Current and Future Trend of Media and Information

Current and Future Trend of Media and Information
mobile

Current and Future Trends of Media and Information

Current and Future Trends
Nowadays, people create new things out of their ideas and creative mind knowing that it will be popular and it will make a trend. Especially in today’s generation, a simple invention will lead to a bigger and popular one thanks to social media and technology, we can’t stop the trends because it will be widely spread on the internet. According to Ms. Leizel Avila, here are the current and future trends:
Mobile
36% of the journalists recognize mobile as the most important trend of the year.

 digital
Digital
Integration of social media in newsroom and reliance on videos and images ranked 2nd and 3rdamong trends.

Native
49% believe native advertising will be the top revenue source for their respective media outlets.
native
Visual
66% consider page views their most important metric.

Native advertising
This is a form of online advertising that matches the form and function of the platform on which it appears.

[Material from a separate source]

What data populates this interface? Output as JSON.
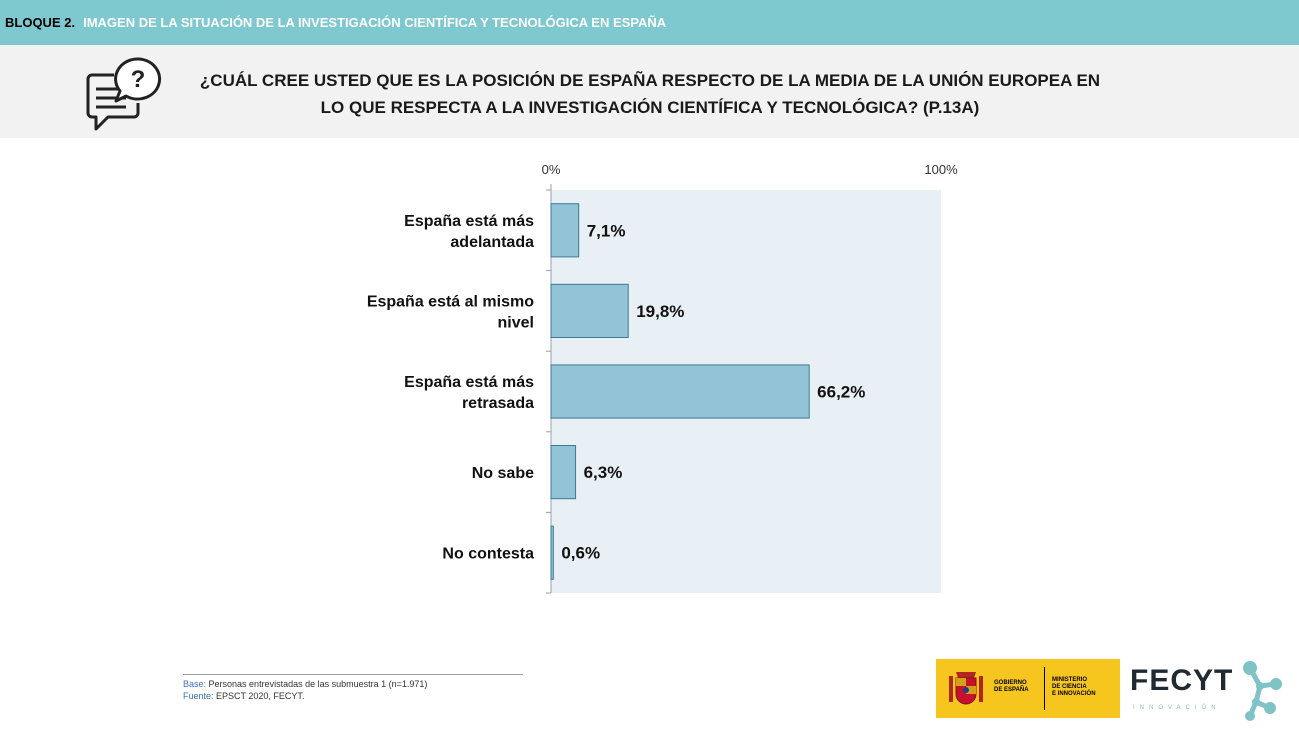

These trends will continue to be a trend &/or mainstream depending on the needs and the like of the audiences. Let us make use of the trends in a helpful way for the benefit of everybody.

Reflection:
When the World Economic Forum surveyed global HR decision-makers, some 44% pointed to new technologies enabling remote working, co-working space and teleconferencing as the principal driver of change. Concurrently, advances in mobile and cloud technology allowing remote and instant access were singled out as the most important technological driver of change, enabling the rapid spread of internet-based service models.
It’s worth reflecting on how we could imagine a changed world like this.
Our future place of work might not be an open plan office, but interconnected work spaces not tied to one place, but many. They will be underpinned by virtual conferencing, complete and constant connection and portability.
Our working day will be fundamentally different. Leveraging big data, like real-time traffic information, could cut journey times, making the school run easier, and the morning commute more manageable. That is, if you have to commute: home-working will no longer be defined as a Friday luxury, but a more efficient way to work enabled by technology, taking the physical strain from mega cities and regionalising work locations.
Technology underpinning what futurologists have christened ‘The Fourth Industrial Revolution’ will enable disruptive business models to decentralize our economies as we move from value systems based on ownership to ones enabling access. Personally owned assets, from cars to spare bedrooms, will expand entrepreneurship, diversifying revenue streams. It’s no fluke that within three years of trading, home-sharing platform Airbnb offers more rooms than some of the biggest hotel chains.
These disruptive business models will fundamentally reshape how we do business, both individually and as companies. For example, digitally enabling smallholder farmers can allow them to operate as a collective, transferring knowledge and sharing vital learnings with each other from proper crop irrigation technology to water efficiency. Cloud-based analytics hosted on BT’s Expedite platform can assist in radically transforming such supply chains.
Critically, these very technologies might help us unlock the solutions to some of the biggest societal challenges we currently grapple with. The ICT underpinning these technologies, in consort with the informational power of big data, could support smart systems that will help tackle climate challenges. Connected homes, factories and farms leveraging smart energy management systems could mean dramatically lower energy use, which would contribute to the decarbonisation of our economies.
And yet we must be vigilant. Not of technological change; we have the power and innovation to harness and use its power as we see fit. But of access to the connectivity and opportunity it brings.
What will be absolutely decisive is how we equip our children, our students and our colleagues to harness the power of this technology to transform our world for the better. That means ensuring the ICT skills of current school leavers are fit for the future. It means providing incentives for lifelong learning as the pace of technological advancement quickens. And it means reinventing the HR function, equipping it to continually assess and provide for the training needs of employees.
If we get this right the prize is clear. We have the potential to revolutionize the way we live and work and do it in a way that avoids the vicissitudes of previous industrial revolutions, creating new economic opportunities that, even as children, we would not have before imagined.
Lastly, we must use every tool within our armory to ensure the current and future generations are not left behind in the global digital skills race.